CPT 10060 has a total RVU of 4.70, broken down as: Work RVU 2.00, Practice Expense RVU 2.50, and Malpractice RVU 0.20. RVUs (Relative Value Units) determine Medicare reimbursement rates.
The most common denial reason for CPT 10060 is "I&D procedure billed without documenting abscess or hematoma presence". 10060 (incision and drainage of abscess/cyst/hematoma, simple) requires documentation of: (1) abscess/hematoma confirmed, (2) incision performed, (3) drainage occurred, (4) wound care provided. Denied when documentation vague ('possible abscess') or when simple aspiration performed (different code 10160). Common causes include: Documentation states 'lesion drained' - not clear if abscess vs cyst vs simple fluid collection; Needle aspiration only performed - that's 10160, not 10060 (I&D requires incision). Appeal success rate is approximately 40-60%.

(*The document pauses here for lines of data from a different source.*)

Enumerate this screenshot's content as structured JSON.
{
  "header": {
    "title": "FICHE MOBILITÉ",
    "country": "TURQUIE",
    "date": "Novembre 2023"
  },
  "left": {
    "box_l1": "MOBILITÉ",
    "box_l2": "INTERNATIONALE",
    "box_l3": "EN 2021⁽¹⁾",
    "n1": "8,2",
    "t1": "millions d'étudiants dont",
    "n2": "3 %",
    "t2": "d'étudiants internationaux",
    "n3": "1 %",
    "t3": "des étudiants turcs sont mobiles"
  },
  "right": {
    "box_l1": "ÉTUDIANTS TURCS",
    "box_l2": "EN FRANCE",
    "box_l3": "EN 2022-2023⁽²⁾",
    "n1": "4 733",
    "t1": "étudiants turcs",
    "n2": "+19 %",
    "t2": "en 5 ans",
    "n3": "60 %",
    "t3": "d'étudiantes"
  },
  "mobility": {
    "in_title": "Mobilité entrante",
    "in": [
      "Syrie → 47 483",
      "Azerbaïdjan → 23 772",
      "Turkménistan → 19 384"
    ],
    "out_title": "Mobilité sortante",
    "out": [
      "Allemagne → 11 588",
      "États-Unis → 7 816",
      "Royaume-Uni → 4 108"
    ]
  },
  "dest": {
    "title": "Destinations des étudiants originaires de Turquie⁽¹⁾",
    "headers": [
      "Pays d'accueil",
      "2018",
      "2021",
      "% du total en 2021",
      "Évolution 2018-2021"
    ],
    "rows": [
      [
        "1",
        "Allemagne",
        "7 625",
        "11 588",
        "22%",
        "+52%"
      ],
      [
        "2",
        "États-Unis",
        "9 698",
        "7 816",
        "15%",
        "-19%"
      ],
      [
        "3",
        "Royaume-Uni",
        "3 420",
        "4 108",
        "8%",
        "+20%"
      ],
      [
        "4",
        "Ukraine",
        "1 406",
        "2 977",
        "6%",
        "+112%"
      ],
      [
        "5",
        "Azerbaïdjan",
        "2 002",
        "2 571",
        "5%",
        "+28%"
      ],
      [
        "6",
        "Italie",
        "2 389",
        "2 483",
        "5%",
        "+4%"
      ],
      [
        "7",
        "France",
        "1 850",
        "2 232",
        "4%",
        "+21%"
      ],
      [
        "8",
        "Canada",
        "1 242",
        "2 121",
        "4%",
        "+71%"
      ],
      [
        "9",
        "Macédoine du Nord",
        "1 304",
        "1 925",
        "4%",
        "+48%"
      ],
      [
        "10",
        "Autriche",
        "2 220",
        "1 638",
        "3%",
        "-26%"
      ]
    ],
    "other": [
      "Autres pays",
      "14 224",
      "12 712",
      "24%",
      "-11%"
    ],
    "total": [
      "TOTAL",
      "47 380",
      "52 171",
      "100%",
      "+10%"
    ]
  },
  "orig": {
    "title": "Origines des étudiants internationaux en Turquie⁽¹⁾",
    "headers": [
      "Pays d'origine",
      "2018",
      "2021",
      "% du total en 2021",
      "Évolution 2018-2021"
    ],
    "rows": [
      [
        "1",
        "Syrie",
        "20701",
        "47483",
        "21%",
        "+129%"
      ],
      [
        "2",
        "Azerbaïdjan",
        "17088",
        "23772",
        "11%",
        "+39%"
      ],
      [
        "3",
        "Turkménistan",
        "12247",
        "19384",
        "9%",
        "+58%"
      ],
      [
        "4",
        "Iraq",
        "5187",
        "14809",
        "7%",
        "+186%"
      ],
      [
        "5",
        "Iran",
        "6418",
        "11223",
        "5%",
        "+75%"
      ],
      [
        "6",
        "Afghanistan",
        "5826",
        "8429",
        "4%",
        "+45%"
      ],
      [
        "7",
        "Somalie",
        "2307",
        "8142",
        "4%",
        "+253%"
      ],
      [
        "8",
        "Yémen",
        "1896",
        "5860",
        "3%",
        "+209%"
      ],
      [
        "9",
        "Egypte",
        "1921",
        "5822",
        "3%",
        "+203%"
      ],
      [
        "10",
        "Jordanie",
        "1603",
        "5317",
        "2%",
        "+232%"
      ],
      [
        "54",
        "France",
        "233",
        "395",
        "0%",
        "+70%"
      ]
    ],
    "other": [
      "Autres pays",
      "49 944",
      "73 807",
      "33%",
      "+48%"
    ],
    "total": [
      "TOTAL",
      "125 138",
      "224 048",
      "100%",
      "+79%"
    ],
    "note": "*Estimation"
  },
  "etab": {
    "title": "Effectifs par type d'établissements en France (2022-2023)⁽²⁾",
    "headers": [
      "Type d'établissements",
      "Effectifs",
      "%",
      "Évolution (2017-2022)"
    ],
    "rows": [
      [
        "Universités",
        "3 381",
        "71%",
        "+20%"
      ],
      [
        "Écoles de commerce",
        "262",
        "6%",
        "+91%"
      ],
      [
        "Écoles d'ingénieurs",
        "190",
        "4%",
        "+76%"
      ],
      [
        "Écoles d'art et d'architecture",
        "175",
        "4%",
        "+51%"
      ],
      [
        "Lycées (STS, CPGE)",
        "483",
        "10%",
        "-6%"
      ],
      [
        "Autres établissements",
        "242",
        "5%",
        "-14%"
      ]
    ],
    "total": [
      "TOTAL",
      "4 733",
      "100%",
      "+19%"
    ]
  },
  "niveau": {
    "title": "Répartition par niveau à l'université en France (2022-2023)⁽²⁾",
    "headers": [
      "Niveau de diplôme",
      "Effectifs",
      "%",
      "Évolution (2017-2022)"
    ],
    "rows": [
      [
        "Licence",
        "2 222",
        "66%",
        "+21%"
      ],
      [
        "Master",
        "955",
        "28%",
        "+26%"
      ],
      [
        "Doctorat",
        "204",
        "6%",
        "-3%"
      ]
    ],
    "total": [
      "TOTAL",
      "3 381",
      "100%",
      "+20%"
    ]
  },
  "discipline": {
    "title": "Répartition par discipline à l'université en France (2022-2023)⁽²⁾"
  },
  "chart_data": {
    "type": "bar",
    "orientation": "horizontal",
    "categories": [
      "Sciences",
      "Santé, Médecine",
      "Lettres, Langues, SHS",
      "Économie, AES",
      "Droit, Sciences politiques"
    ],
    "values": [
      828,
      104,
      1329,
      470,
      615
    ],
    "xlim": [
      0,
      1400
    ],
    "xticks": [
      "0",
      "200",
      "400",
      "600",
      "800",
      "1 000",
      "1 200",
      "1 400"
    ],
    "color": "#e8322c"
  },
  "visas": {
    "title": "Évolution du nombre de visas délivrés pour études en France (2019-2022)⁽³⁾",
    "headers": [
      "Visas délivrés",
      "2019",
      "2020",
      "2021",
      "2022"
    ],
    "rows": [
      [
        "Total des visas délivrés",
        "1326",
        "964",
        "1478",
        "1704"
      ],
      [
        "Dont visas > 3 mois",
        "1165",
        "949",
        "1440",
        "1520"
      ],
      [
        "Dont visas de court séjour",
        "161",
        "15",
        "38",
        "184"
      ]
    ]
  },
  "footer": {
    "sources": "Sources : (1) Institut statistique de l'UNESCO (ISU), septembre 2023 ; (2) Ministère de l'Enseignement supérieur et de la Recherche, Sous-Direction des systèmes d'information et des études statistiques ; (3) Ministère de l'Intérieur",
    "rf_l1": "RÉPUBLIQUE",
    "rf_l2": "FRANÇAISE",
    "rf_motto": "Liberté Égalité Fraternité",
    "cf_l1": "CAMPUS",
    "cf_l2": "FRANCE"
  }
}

Key documentation requirements for CPT 10060 include: Location and size of abscess; Method of drainage; Amount of purulent material; Wound care instructions. Missing or incomplete documentation is a leading cause of claim denials for this code.
Bundling considerations for CPT 10060: Includes incision and drainage. Includes local anesthesia Use an NCCI bundling checker to verify specific code combinations before billing.
Common modifiers for CPT 10060 include: 51 (Multiple procedures performed same session), 59 (Distinct procedural service if performed separately), LT (Left side procedure). Modifiers indicate special circumstances and can affect reimbursement or prevent claim denials.
The typical time requirement for CPT 10060 is 10-20 minutes typical procedure time. Time-based codes require documentation of the actual time spent providing the service.